Ovviamente non mancano i giochetti politici a margine. Il leader pentastellato Conte ha abilmente approfittato della circostanza per intestarsi lo “ius scholae” distinguendosi da un PD che fatica a tenere sotto controllo le sue deviazioni gauchiste. Salvini, che teme la concorrenza dell’estremismo di Vannacci, alza barricate, ma soprattutto Giorgia Meloni appare sempre più incerta su come impostare la sua leadership.

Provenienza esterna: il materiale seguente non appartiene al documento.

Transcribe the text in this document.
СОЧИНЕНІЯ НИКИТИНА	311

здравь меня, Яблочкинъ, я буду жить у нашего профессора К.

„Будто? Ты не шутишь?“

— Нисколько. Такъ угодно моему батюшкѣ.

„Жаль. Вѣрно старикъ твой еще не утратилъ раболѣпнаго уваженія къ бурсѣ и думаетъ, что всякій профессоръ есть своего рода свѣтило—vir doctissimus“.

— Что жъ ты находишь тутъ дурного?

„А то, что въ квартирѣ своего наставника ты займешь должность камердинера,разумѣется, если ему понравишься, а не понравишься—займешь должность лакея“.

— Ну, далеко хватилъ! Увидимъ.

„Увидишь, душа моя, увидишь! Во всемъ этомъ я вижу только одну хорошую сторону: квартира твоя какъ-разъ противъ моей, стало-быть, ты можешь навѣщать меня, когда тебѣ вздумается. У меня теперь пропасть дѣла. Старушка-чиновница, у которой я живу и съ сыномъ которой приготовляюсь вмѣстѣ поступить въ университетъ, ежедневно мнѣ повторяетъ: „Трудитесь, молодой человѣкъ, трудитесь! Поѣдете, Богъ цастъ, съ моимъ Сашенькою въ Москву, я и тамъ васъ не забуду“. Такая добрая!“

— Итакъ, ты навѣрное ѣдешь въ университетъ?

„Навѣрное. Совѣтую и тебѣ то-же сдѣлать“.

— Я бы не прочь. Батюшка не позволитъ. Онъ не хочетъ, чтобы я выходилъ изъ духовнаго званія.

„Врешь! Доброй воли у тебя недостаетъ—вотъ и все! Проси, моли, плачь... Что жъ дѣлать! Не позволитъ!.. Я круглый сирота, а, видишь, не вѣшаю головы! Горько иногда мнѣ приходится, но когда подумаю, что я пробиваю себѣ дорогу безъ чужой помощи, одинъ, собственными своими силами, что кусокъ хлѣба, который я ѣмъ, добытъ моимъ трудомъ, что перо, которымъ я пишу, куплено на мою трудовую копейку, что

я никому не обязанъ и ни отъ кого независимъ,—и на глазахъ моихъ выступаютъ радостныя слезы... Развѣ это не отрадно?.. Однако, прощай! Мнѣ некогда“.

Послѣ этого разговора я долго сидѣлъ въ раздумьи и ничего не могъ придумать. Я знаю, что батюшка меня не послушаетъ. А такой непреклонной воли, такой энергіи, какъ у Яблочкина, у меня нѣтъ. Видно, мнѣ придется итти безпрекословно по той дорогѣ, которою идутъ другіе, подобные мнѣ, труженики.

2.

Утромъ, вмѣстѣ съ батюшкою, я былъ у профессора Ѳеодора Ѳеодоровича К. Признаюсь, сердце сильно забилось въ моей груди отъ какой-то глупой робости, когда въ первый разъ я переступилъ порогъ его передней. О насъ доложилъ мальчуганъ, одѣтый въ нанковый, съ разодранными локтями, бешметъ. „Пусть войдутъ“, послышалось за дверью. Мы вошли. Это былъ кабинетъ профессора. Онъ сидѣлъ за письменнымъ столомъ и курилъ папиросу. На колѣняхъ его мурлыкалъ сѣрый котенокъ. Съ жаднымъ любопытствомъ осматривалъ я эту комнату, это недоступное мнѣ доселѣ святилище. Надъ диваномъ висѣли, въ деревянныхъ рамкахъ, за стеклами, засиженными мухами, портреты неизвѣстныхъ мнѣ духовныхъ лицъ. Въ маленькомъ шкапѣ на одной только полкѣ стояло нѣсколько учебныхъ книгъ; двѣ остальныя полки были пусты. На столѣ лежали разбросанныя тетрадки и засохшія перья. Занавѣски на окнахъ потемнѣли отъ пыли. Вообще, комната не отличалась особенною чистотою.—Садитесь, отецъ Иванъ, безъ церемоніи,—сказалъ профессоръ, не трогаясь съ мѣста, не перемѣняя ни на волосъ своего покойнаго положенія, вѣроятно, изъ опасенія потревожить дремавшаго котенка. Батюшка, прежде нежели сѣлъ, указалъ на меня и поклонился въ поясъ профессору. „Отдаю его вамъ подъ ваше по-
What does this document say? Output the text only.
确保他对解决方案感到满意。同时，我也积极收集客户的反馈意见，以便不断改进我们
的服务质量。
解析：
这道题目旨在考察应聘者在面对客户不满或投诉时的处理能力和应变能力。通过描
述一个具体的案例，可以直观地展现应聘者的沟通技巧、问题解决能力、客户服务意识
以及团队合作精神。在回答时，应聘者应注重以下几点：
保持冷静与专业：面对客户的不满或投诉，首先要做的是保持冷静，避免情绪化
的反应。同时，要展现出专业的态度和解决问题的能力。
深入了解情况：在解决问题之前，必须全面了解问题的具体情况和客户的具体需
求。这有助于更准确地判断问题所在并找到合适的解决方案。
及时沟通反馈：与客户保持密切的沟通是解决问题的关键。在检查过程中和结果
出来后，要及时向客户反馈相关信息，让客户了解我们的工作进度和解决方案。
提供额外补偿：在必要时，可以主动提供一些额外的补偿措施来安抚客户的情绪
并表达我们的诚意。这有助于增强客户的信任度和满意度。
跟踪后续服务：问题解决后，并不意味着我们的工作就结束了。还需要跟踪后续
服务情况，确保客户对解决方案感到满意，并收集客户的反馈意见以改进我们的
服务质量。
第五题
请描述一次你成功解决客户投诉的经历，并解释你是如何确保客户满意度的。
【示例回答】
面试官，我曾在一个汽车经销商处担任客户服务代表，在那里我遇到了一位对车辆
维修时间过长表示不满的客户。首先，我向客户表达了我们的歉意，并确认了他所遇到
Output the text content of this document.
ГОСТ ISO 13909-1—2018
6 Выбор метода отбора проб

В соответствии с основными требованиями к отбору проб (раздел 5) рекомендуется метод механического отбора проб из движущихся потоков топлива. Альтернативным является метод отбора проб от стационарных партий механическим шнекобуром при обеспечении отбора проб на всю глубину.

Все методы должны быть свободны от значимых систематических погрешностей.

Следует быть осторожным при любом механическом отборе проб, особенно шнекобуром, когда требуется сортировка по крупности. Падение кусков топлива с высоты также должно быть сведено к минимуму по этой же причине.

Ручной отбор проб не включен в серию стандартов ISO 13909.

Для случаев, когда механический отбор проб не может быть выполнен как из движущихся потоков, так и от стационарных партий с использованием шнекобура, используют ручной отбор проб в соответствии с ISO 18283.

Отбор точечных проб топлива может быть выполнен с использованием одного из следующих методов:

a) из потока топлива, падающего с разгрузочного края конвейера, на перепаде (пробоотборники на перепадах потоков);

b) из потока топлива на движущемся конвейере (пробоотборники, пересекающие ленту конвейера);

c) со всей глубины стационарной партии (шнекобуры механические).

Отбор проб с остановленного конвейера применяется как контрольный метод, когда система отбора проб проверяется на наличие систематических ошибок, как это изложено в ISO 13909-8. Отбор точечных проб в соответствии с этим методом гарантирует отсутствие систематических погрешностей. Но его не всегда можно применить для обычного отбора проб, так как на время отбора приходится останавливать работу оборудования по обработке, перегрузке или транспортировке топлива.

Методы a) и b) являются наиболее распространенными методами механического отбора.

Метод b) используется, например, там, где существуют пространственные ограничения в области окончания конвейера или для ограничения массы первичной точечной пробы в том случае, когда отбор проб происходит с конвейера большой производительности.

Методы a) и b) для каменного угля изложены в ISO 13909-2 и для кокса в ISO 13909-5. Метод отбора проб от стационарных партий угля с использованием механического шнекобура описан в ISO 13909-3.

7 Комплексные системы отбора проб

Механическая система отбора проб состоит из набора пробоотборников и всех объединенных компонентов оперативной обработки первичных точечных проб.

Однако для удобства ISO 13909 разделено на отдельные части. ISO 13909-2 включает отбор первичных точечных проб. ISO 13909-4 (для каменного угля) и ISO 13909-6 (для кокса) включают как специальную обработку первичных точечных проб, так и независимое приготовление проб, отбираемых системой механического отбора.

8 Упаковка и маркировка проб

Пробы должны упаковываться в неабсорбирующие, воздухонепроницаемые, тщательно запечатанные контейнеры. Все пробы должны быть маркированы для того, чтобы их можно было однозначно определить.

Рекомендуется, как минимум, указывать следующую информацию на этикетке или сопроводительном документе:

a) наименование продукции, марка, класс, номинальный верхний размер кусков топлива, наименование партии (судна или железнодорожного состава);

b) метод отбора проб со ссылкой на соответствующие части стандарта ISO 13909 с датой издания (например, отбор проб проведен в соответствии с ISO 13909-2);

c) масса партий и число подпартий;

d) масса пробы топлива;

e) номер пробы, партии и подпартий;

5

La presidente del Consiglio non sa decidersi a prendere lei l’iniziativa di un ridimensionamento conservatore della sua formazione, timorosa di perdere il consenso di un bacino elettorale di destra radicale (e di un gruppo storico di suoi colonnelli che in quel clima si sono formati), ma al tempo stesso almeno vagamente consapevole che se va avanti su quella strada le sue possibilità di mantenersi al potere si ridurranno.
Per chi come lei ha intuito da tempo il ruolo chiave del posizionamento internazionale dovrebbe essere chiaro che per contare in quel contesto il salvinismo e le nostalgie della vecchia destra identitaria post fascista le sono d’ostacolo.
Scommettere sulla vittoria di Trump alle presidenziali americane è al momento puntare su una incertezza, ma anche nel caso vincesse è più che dubbio che il primo pensiero di “the Donald” sarebbe sostenere il governo italiano in caso di forti turbolenze anche solo a livello economico (basta leggersi il programma della sua politica doganale…). In ogni caso è nella UE che si giocherà una partita importante: c’è la questione del nuovo patto di stabilità e fra un po’ ci sarà il problema di ripagare il debito acceso per il finanziamento del PNRR, che non è tutto a fondo perduto.
Insomma ce ne sarebbe abbastanza per invogliare tutti, maggioranza e opposizioni, a tenere conto di una realtà che richiede coesione pur nel confronto. In termini ragionevoli, politici e non idilliaci ovviamente, cosa peraltro non semplice con quella che sarà una lunga stagione di scontri elettorali regionali da qui a metà dell’anno prossimo.